Attempt one added an explicit provider.ollama block to OpenCode’s config. The model picker broke. Attempt two removed the block and claimed OpenCode auto-detected Ollama natively. It did not. The sidecar process timed out. Attempt three switched to LM Studio as the local host. It used the same OpenAI-compatible adapter pattern. Same result: picker instability.
The pattern across all three attempts was consistent. Adding a provider block for any local endpoint destabilised the picker, regardless of which local host software was running behind it. The diagnosis, confirmed only after direct API testing in Phase 7, pointed to a specific interaction between OpenCode’s UI layer and the @ai-sdk/openai-compatible npm adapter. The adapter worked. HTTP requests to the local model returned valid completions. The problem was in the UI layer that discovered and displayed available models.
The lesson is specific to OpenCode v1.15.13 and may not apply to future versions. But the broader principle applies to any toolchain: when a piece of infrastructure consistently breaks a critical UI component, the rational choice is to decouple them rather than keep debugging. Local models run outside OpenCode. OpenCode uses cloud. The picker works.

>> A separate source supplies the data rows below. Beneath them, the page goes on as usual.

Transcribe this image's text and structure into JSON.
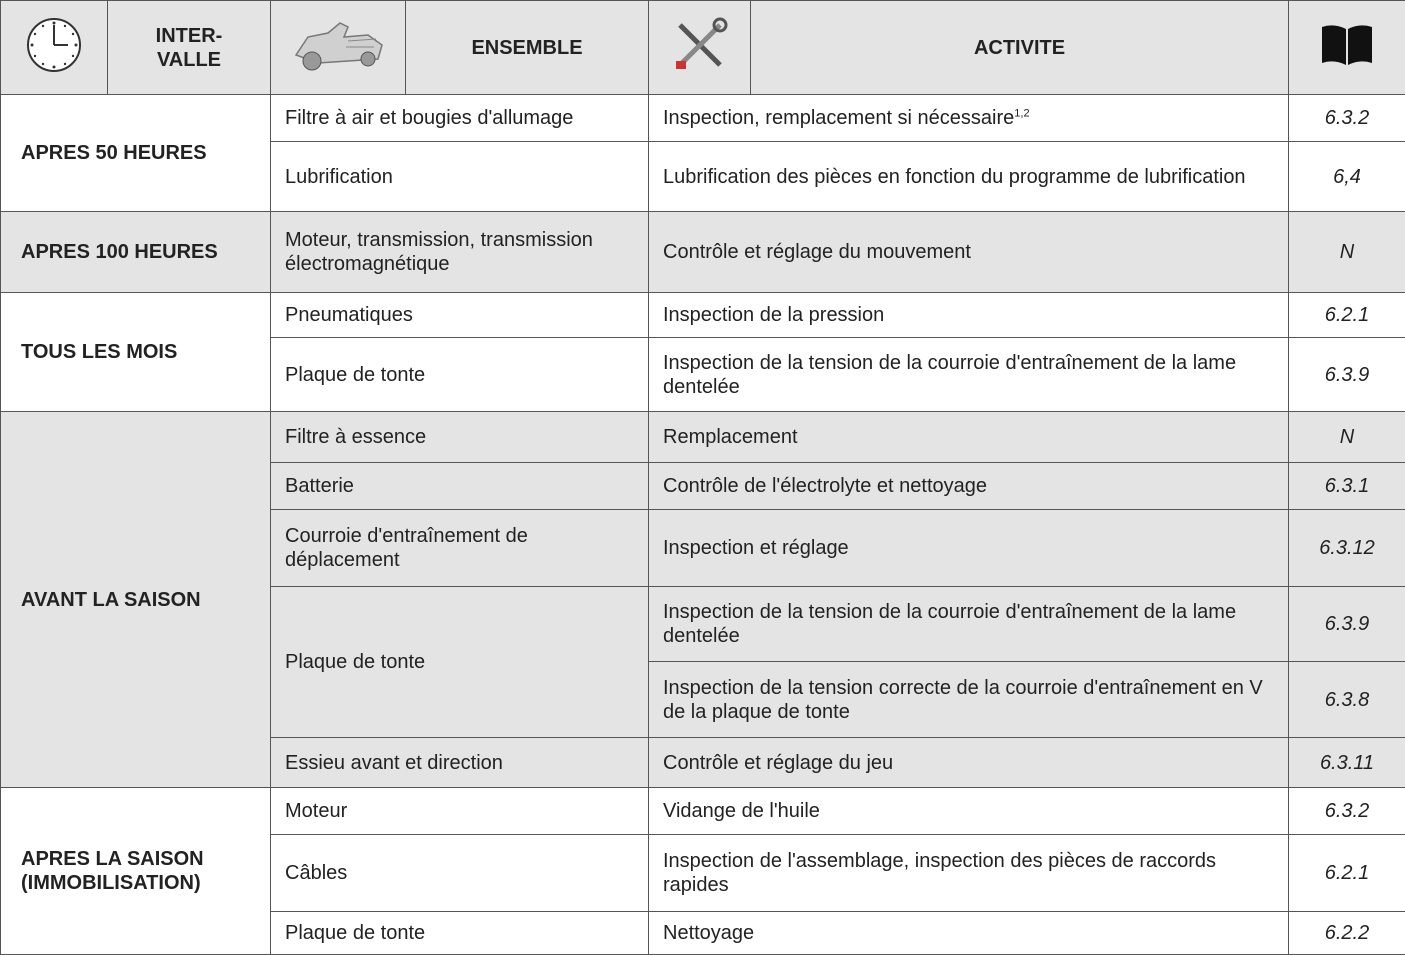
{
  "header": {
    "intervalle_lines": [
      "INTER-",
      "VALLE"
    ],
    "ensemble": "ENSEMBLE",
    "activite": "ACTIVITE"
  },
  "groups": [
    {
      "interval": "APRES 50 HEURES",
      "shaded": false,
      "rows": [
        {
          "ensemble": "Filtre à air et bougies d'allumage",
          "activities": [
            {
              "text": "Inspection, remplacement si nécessaire",
              "note": "1,2",
              "ref": "6.3.2"
            }
          ]
        },
        {
          "ensemble": "Lubrification",
          "activities": [
            {
              "text": "Lubrification des pièces en fonction du programme de lubrification",
              "ref": "6,4"
            }
          ]
        }
      ]
    },
    {
      "interval": "APRES 100 HEURES",
      "shaded": true,
      "rows": [
        {
          "ensemble": "Moteur, transmission, transmission électromagnétique",
          "activities": [
            {
              "text": "Contrôle et réglage du mouvement",
              "ref": "N"
            }
          ]
        }
      ]
    },
    {
      "interval": "TOUS LES MOIS",
      "shaded": false,
      "rows": [
        {
          "ensemble": "Pneumatiques",
          "activities": [
            {
              "text": "Inspection de la pression",
              "ref": "6.2.1"
            }
          ]
        },
        {
          "ensemble": "Plaque de tonte",
          "activities": [
            {
              "text": "Inspection de la tension de la courroie d'entraînement de la lame dentelée",
              "ref": "6.3.9"
            }
          ]
        }
      ]
    },
    {
      "interval": "AVANT LA SAISON",
      "shaded": true,
      "rows": [
        {
          "ensemble": "Filtre à essence",
          "activities": [
            {
              "text": "Remplacement",
              "ref": "N"
            }
          ]
        },
        {
          "ensemble": "Batterie",
          "activities": [
            {
              "text": "Contrôle de l'électrolyte et nettoyage",
              "ref": "6.3.1"
            }
          ]
        },
        {
          "ensemble": "Courroie d'entraînement de déplacement",
          "activities": [
            {
              "text": "Inspection et réglage",
              "ref": "6.3.12"
            }
          ]
        },
        {
          "ensemble": "Plaque de tonte",
          "activities": [
            {
              "text": "Inspection de la tension de la courroie d'entraînement de la lame dentelée",
              "ref": "6.3.9"
            },
            {
              "text": "Inspection de la tension correcte de la courroie d'entraînement en V de la plaque de tonte",
              "ref": "6.3.8"
            }
          ]
        },
        {
          "ensemble": "Essieu avant et direction",
          "activities": [
            {
              "text": "Contrôle et réglage du jeu",
              "ref": "6.3.11"
            }
          ]
        }
      ]
    },
    {
      "interval": "APRES LA SAISON (IMMOBILISATION)",
      "shaded": false,
      "rows": [
        {
          "ensemble": "Moteur",
          "activities": [
            {
              "text": "Vidange de l'huile",
              "ref": "6.3.2"
            }
          ]
        },
        {
          "ensemble": "Câbles",
          "activities": [
            {
              "text": "Inspection de l'assemblage, inspection des pièces de raccords rapides",
              "ref": "6.2.1"
            }
          ]
        },
        {
          "ensemble": "Plaque de tonte",
          "activities": [
            {
              "text": "Nettoyage",
              "ref": "6.2.2"
            }
          ]
        }
      ]
    }
  ]
}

The current configuration is not the final one. OpenCode may ship a working local provider integration in a future release. If it does, the wiring can be reattempted, and the local model could take over simple coding tasks. New model quantisations could offer better quality for the same RAM budget. A lighter coding specialist may emerge that fits alongside Gemma 4 in the 48 GB envelope.
But the direction is set. The studio values local inference for the control it provides over data and latency. The cloud handles what the local machine cannot do at acceptable speed. The boundary between them will shift as hardware improves and software matures, but the principle stays the same. Every component earns its place by doing one thing well, and the most important tool in the stack is the one that says no to a new piece of software when it would destabilise the rest.